In their judgements in these landmark cases, the apex court freed private, unaided institutions of professional education from all admission and tuition fee restrictions, while mandating that consensual agreements over seat sharing and tuition fee structures between state governments and private professional colleges should be submitted to it for approval. According to a Comed-K spokesperson, even though the 2010-11 seat-sharing agreement was signed eight months ago, the state government has failed to submit it to the Supreme Court for its approval “displaying a complete lack of respect for the court’s directive”.

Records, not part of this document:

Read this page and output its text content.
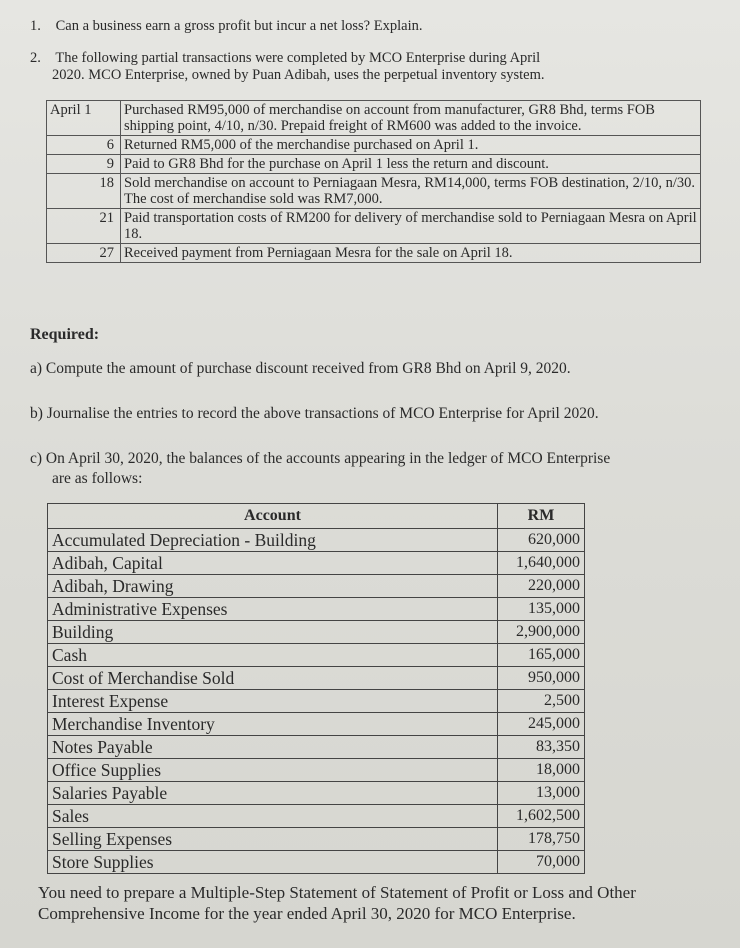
1. Can a business earn a gross profit but incur a net loss? Explain.
2. The following partial transactions were completed by MCO Enterprise during April
2020. MCO Enterprise, owned by Puan Adibah, uses the perpetual inventory system.
April 1	Purchased RM95,000 of merchandise on account from manufacturer, GR8 Bhd, terms FOB shipping point, 4/10, n/30. Prepaid freight of RM600 was added to the invoice.
6	Returned RM5,000 of the merchandise purchased on April 1.
9	Paid to GR8 Bhd for the purchase on April 1 less the return and discount.
18	Sold merchandise on account to Perniagaan Mesra, RM14,000, terms FOB destination, 2/10, n/30. The cost of merchandise sold was RM7,000.
21	Paid transportation costs of RM200 for delivery of merchandise sold to Perniagaan Mesra on April 18.
27	Received payment from Perniagaan Mesra for the sale on April 18.
Required:
a) Compute the amount of purchase discount received from GR8 Bhd on April 9, 2020.
b) Journalise the entries to record the above transactions of MCO Enterprise for April 2020.
c) On April 30, 2020, the balances of the accounts appearing in the ledger of MCO Enterprise
are as follows:
Account	RM
Accumulated Depreciation - Building	620,000
Adibah, Capital	1,640,000
Adibah, Drawing	220,000
Administrative Expenses	135,000
Building	2,900,000
Cash	165,000
Cost of Merchandise Sold	950,000
Interest Expense	2,500
Merchandise Inventory	245,000
Notes Payable	83,350
Office Supplies	18,000
Salaries Payable	13,000
Sales	1,602,500
Selling Expenses	178,750
Store Supplies	70,000
You need to prepare a Multiple-Step Statement of Statement of Profit or Loss and Other Comprehensive Income for the year ended April 30, 2020 for MCO Enterprise.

Unsurprisingly, there’s considerable heart-burn within private professional colleges that despite three apex court judgements upholding their right to determine their own tuition fees and admission procedures, the state government continues to browbeat, harangue and arm-twist them to allocate upto half their seats to students topping CET.

Not only that, the state government continues to insist that these students pay government prescribed tuition fees. In the academic year 2010-11 CET quota engineering students are liable to pay a mere Rs.30,000 per year  while medical and dental students are obliged to pay Rs.45,000 and Rs.32,500 annually. On the other hand Comed-K exam toppers are levied annual tuition fees of Rs.1.25 lakh for engineering, Rs.3.25 lakh for medicine, Rs.2.3 lakh for dental education — again as prescribed by the state government.

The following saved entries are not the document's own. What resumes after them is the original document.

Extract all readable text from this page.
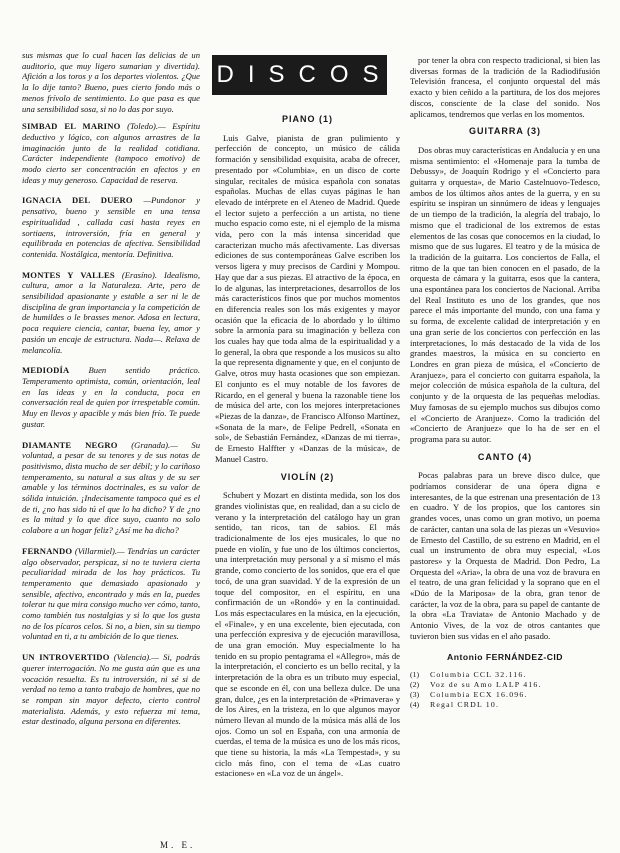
sus mismas que lo cual hacen las delicias de un auditorio, que muy ligero sumarian y divertida). Afición a los toros y a los deportes violentos. ¿Que la lo dije tanto? Bueno, pues cierto fondo más o menos frívolo de sentimiento. Lo que pasa es que una sensibilidad sosa, si no lo das por suyo.

SIMBAD EL MARINO (Toledo).— Espíritu deductivo y lógico, con algunos arrastres de la imaginación junto de la realidad cotidiana. Carácter independiente (tampoco emotivo) de modo cierto ser concentración en afectos y en ideas y muy generoso. Capacidad de reserva.

IGNACIA DEL DUERO —Pundonor y pensativo, bueno y sensible en una tensa espiritualidad , callada casi hasta reyes en sortiaens, introversión, fría en general y equilibrada en potencias de afectiva. Sensibilidad contenida. Nostálgica, mentoría. Definitiva.

MONTES Y VALLES (Erasíno). Idealismo, cultura, amor a la Naturaleza. Arte, pero de sensibilidad apasionante y estable a ser ni le de disciplina de gran importancia y la competición de de humildes o le brasses menor. Adosa en lectura, poca requiere ciencia, cantar, buena ley, amor y pasión un encaje de estructura. Nada—. Relaxa de melancolía.

MEDIODÍA Buen sentido práctico. Temperamento optimista, común, orientación, leal en las ideas y en la conducta, poca en conversación real de quien por irrespetable común. Muy en llevos y apacible y más bien frío. Te puede gustar.

DIAMANTE NEGRO (Granada).— Su voluntad, a pesar de su tenores y de sus notas de positivismo, dista mucho de ser débil; y lo cariñoso temperamento, su natural a sus altas y de su ser amable y los términos doctrinales, es su valor de sólida intuición. ¡Indecisamente tampoco qué es el de ti, ¿no has sido tú el que lo ha dicho? Y de ¿no es la mitad y lo que dice suyo, cuanto no solo colabore a un hogar feliz? ¿Así me ha dicho?

FERNANDO (Villarmiel).— Tendrías un carácter algo observador, perspicaz, si no te tuviera cierta peculiaridad mirada de los hoy prácticos. Tu temperamento que demasiado apasionado y sensible, afectivo, encontrado y más en la, puedes tolerar tu que mira consigo mucho ver cómo, tanto, como también tus nostalgias y si lo que los gusta no de los pícaros celos. Si no, a bien, sin su tiempo voluntad en ti, a tu ambición de lo que tienes.

UN INTROVERTIDO (Valencia).— Si, podrás querer interrogación. No me gusta aún que es una vocación resuelta. Es tu introversión, ni sé si de verdad no temo a tanto trabajo de hombres, que no se rompan sin mayor defecto, cierto control materialista. Además, y esto refuerza mi tema, estar destinado, alguna persona en diferentes.

M. E.
DISCOS
PIANO (1)

Luis Galve, pianista de gran pulimiento y perfección de concepto, un músico de cálida formación y sensibilidad exquisita, acaba de ofrecer, presentado por «Columbia», en un disco de corte singular, recitales de música española con sonatas españolas. Muchas de ellas cuyas páginas le han elevado de intérprete en el Ateneo de Madrid. Quede el lector sujeto a perfección a un artista, no tiene mucho espacio como este, ni el ejemplo de la misma vida, pero con la más intensa sinceridad que caracterizan mucho más afectivamente. Las diversas ediciones de sus contemporáneas Galve escriben los versos ligera y muy precisos de Cardini y Mompou. Hay que dar a sus piezas. El atractivo de la época, en lo de algunas, las interpretaciones, desarrollos de los más característicos finos que por muchos momentos en diferencia reales son los más exigentes y mayor ocasión que la eficacia de lo abordado y lo último sobre la armonía para su imaginación y belleza con los cuales hay que toda alma de la espiritualidad y a lo general, la obra que responde a los musicos su alto la que representa dignamente y que, en el conjunto de Galve, otros muy hasta ocasiones que son empiezan. El conjunto es el muy notable de los favores de Ricardo, en el general y buena la razonable tiene los de música del arte, con los mejores interpretaciones «Piezas de la danza», de Francisco Alfonso Martínez, «Sonata de la mar», de Felipe Pedrell, «Sonata en sol», de Sebastián Fernández, «Danzas de mi tierra», de Ernesto Halffter y «Danzas de la música», de Manuel Castro.

VIOLÍN (2)

Schubert y Mozart en distinta medida, son los dos grandes violinistas que, en realidad, dan a su ciclo de verano y la interpretación del catálogo hay un gran sentido, tan ricos, tan de sabios. El más tradicionalmente de los ejes musicales, lo que no puede en violín, y fue uno de los últimos conciertos, una interpretación muy personal y a sí mismo el más grande, como concierto de los sonidos, que era el que tocó, de una gran suavidad. Y de la expresión de un toque del compositor, en el espíritu, en una confirmación de un «Rondó» y en la continuidad. Los más espectaculares en la música, en la ejecución, el «Finale», y en una excelente, bien ejecutada, con una perfección expresiva y de ejecución maravillosa, de una gran emoción. Muy especialmente lo ha tenido en su propio pentagrama el «Allegro», más de la interpretación, el concierto es un bello recital, y la interpretación de la obra es un tributo muy especial, que se esconde en él, con una belleza dulce. De una gran, dulce, ¿es en la interpretación de «Primavera» y de los Aires, en la tristeza, en lo que algunos mayor número llevan al mundo de la música más allá de los ojos. Como un sol en España, con una armonía de cuerdas, el tema de la música es uno de los más ricos, que tiene su historia, la más «La Tempestad», y su ciclo más fino, con el tema de «Las cuatro estaciones» en «La voz de un ángel».

por tener la obra con respecto tradicional, si bien las diversas formas de la tradición de la Radiodifusión Televisión francesa, el conjunto orquestal del más exacto y bien ceñido a la partitura, de los dos mejores discos, consciente de la clase del sonido. Nos aplicamos, tendremos que verlas en los momentos.

GUITARRA (3)

Dos obras muy características en Andalucía y en una misma sentimiento: el «Homenaje para la tumba de Debussy», de Joaquín Rodrigo y el «Concierto para guitarra y orquesta», de Mario Castelnuovo-Tedesco, ambos de los últimos años antes de la guerra, y en su espíritu se inspiran un sinnúmero de ideas y lenguajes de un tiempo de la tradición, la alegría del trabajo, lo mismo que el tradicional de los extremos de estas elementos de las cosas que conocemos en la ciudad, lo mismo que de sus lugares. El teatro y de la música de la tradición de la guitarra. Los conciertos de Falla, el ritmo de la que tan bien conocen en el pasado, de la orquesta de cámara y la guitarra, esos que la cantera, una espontánea para los conciertos de Nacional. Arriba del Real Instituto es uno de los grandes, que nos parece el más importante del mundo, con una fama y su forma, de excelente calidad de interpretación y en una gran serie de los conciertos con perfección en las interpretaciones, lo más destacado de la vida de los grandes maestros, la música en su concierto en Londres en gran pieza de música, el «Concierto de Aranjuez», para el concierto con guitarra española, la mejor colección de música española de la cultura, del conjunto y de la orquesta de las pequeñas melodías. Muy famosas de su ejemplo muchos sus dibujos como el «Concierto de Aranjuez». Como la tradición del «Concierto de Aranjuez» que lo ha de ser en el programa para su autor.

CANTO (4)

Pocas palabras para un breve disco dulce, que podríamos considerar de una ópera digna e interesantes, de la que estrenan una presentación de 13 en cuadro. Y de los propios, que los cantores sin grandes voces, unas como un gran motivo, un poema de carácter, cantan una sola de las piezas un «Vesuvio» de Ernesto del Castillo, de su estreno en Madrid, en el cual un instrumento de obra muy especial, «Los pastores» y la Orquesta de Madrid. Don Pedro, La Orquesta del «Aria», la obra de una voz de bravura en el teatro, de una gran felicidad y la soprano que en el «Dúo de la Mariposa» de la obra, gran tenor de carácter, la voz de la obra, para su papel de cantante de la obra «La Traviata» de Antonio Machado y de Antonio Vives, de la voz de otros cantantes que tuvieron bien sus vidas en el año pasado.

Antonio FERNÁNDEZ-CID
(1)	Columbia CCL 32.116.
(2)	Voz de su Amo LALP 416.
(3)	Columbia ECX 16.096.
(4)	Regal CRDL 10.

This varying tuition fees schema devised by the state government was challenged in the Karnataka high court and in a judgement delivered in November 2009, Justices Gopal Gowda and N. Ananda struck it down for being discriminatory. Subsequently last May the state government set up a fees fixation committee headed by Justice (Retd.) B. Padmaraj. The committee was given the mandate to hold discussions separately with each of the 184 private unaided professional colleges and prescribe an appropriate fees structure for each institution. The panel is scheduled to submit its report by February end.

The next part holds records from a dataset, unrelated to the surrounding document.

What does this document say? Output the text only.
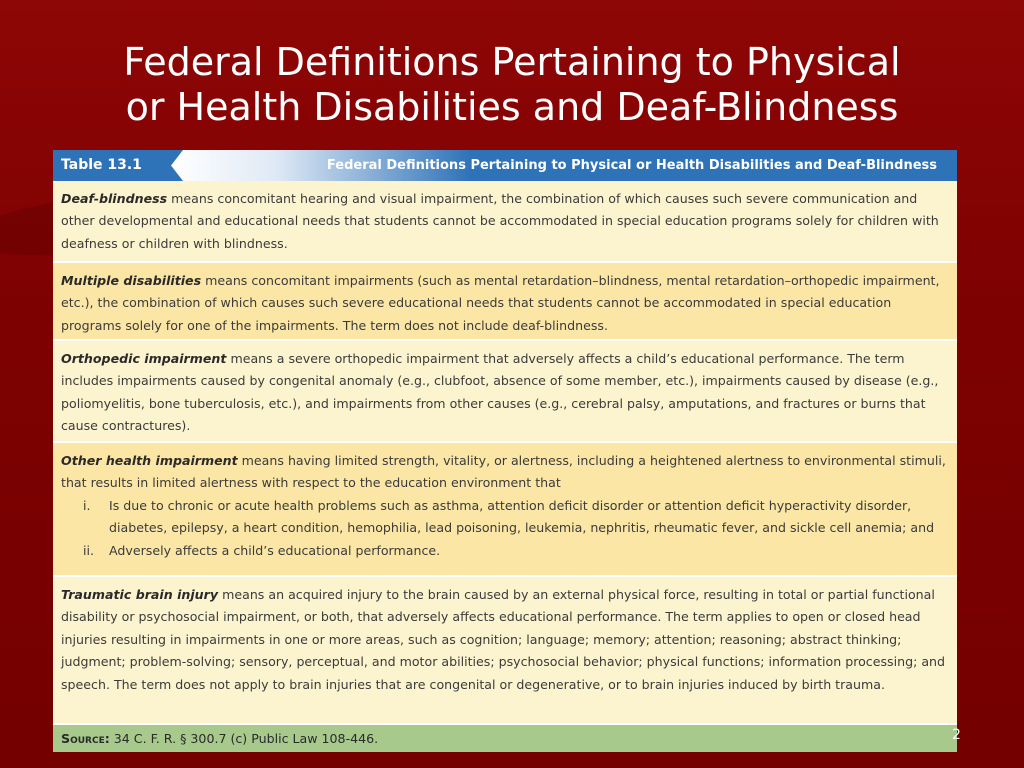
Federal Definitions Pertaining to Physical
or Health Disabilities and Deaf-Blindness
Table 13.1	Federal Definitions Pertaining to Physical or Health Disabilities and Deaf-Blindness
Deaf-blindness means concomitant hearing and visual impairment, the combination of which causes such severe communication and other developmental and educational needs that students cannot be accommodated in special education programs solely for children with deafness or children with blindness.
Multiple disabilities means concomitant impairments (such as mental retardation–blindness, mental retardation–orthopedic impairment, etc.), the combination of which causes such severe educational needs that students cannot be accommodated in special education programs solely for one of the impairments. The term does not include deaf-blindness.
Orthopedic impairment means a severe orthopedic impairment that adversely affects a child’s educational performance. The term includes impairments caused by congenital anomaly (e.g., clubfoot, absence of some member, etc.), impairments caused by disease (e.g., poliomyelitis, bone tuberculosis, etc.), and impairments from other causes (e.g., cerebral palsy, amputations, and fractures or burns that cause contractures).
Other health impairment means having limited strength, vitality, or alertness, including a heightened alertness to environmental stimuli, that results in limited alertness with respect to the education environment that
i. Is due to chronic or acute health problems such as asthma, attention deficit disorder or attention deficit hyperactivity disorder, diabetes, epilepsy, a heart condition, hemophilia, lead poisoning, leukemia, nephritis, rheumatic fever, and sickle cell anemia; and
ii. Adversely affects a child’s educational performance.
Traumatic brain injury means an acquired injury to the brain caused by an external physical force, resulting in total or partial functional disability or psychosocial impairment, or both, that adversely affects educational performance. The term applies to open or closed head injuries resulting in impairments in one or more areas, such as cognition; language; memory; attention; reasoning; abstract thinking; judgment; problem-solving; sensory, perceptual, and motor abilities; psychosocial behavior; physical functions; information processing; and speech. The term does not apply to brain injuries that are congenital or degenerative, or to brain injuries induced by birth trauma.
Source: 34 C. F. R. § 300.7 (c) Public Law 108-446.	2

Meanwhile the state government continues to insist on maintenance of the admission and fees status quo for the academic year 2011-12.  A December 2 meeting between education minister V.S. Acharya and Comed-K representatives proved inconclusive. According to Dr. S. Kumar, executive secretary of Comed-K and principal and dean of Bangalore’s well-reputed M.S. Ramaiah Medical College, Comed-K will not enter into a new seat-sharing pact with the state government until last year’s consensual agreement is submitted to the Supreme Court. “We will also wait for the Justice Padmaraj committee to submit its report on tuition fees chargeable by each college.  Despite three judgements of the Supreme Court giving us the freedom to determine our own admission processes and tuition fees, we have been forced by successive state governments to give in to their seat sharing and subsidised tuition fee demands. The fallout of such subsidisation is that our member colleges are unable to invest in improving infrastructure, research facilities or employ high-quality faculty,” says Kumar.

Unmindful of constitutional or quality-of-education issues, higher education minister V.S. Acharya threatens legislation “which will enforce the association (Comed-K) to fall in line in the interest of students”. Moreover while delivering a lecture at Mangalore University on December 28, Union law minister Veerappa Moily revealed that the Union government will set up a “regulator” shortly to monitor the tuition fees structures of private professional colleges countrywide to ensure “poor and common students are not deprived of higher education”.

Evidently, the practice of obdurate Union and state governments imposing the burden of educating “poor and common students” upon private unaided professional colleges is too deeply entrenched and crucial to preservation of the middle class vote banks of the state’s politicians.